"I told no falsehood. You never asked me of my parentage."

"Nay," said John, interfering, "you must not speak in that manner to Mrs. Halifax. Why did you renounce your father's name?"

"Because English people would have scouted my father's daughter. You knew him—everybody knew him—he was D'Argent the Jacobin—D'Argent the Bonnet Rouge."

She threw out these words defiantly, and quitted the room.

"This is a dreadful discovery. Edwin, you have seen most of her—did you ever imagine—"

"I knew it, mother," said Edwin, without lifting his eyes from his book. "After all, French or English, it makes no difference."

"I should think not, indeed!" cried Guy, angrily. "Whatever her father is, if any one dared to think the worse of her—"

"Hush!—till another time," said the father, with a glance at Maud, who, with wide-open eyes, in which the tears were just springing, had been listening to all these revelations about her governess.

But Maud's tears were soon stopped, as well as this painful conversation, by the entrance of our daily, or rather nightly, visitor for these six weeks past, Lord Ravenel. His presence, always welcome, was a great relief now. We never discussed family affairs before people. The boys began to talk to Lord Ravenel: and Maud took her privileged place on a footstool beside him. From the first sight she had been his favourite, he said, because of her resemblance to Muriel.

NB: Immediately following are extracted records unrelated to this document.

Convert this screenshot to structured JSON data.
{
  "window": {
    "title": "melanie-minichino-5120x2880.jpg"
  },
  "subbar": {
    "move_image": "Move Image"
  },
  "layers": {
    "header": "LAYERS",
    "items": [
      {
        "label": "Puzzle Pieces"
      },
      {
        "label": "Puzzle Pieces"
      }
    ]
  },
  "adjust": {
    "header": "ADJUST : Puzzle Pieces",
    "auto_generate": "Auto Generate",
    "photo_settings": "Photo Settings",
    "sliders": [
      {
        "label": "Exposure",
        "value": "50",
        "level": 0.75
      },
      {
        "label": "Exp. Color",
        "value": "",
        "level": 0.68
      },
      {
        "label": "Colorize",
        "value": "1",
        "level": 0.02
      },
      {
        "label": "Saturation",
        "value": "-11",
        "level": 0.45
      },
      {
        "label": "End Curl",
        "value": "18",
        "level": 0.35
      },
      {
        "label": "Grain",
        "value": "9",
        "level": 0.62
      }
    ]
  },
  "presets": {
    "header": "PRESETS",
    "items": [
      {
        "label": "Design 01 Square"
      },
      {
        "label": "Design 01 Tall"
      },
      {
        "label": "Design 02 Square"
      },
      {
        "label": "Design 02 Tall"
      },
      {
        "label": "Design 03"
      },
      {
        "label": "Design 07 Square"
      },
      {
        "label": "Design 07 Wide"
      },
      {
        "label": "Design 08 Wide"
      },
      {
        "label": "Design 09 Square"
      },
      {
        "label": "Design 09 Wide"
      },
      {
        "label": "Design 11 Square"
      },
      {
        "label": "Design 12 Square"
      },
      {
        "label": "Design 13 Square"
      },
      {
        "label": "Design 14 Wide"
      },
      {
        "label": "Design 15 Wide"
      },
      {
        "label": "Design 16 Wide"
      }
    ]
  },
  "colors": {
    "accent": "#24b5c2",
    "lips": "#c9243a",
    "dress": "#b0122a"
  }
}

But I think, more than any fancied likeness to that sweet lost face, which he never spoke of without tenderness inexpressible, there was something in Maud's buoyant youth—just between childhood and girlhood, having the charms of one and the immunities of the other—which was especially attractive to this man, who, at three-and-thirty, found life a weariness and a burthen—at least, he said so.

Life was never either weary or burthensome in our house—not even to-night, though our friend found us less lively than usual—though John maintained more than his usual silence, and Mrs. Halifax fell into troubled reveries. Guy and Edwin, both considerably excited, argued and contradicted one another more warmly than even the Beechwood liberty of speech allowed. For Miss Silver, she did not appear again.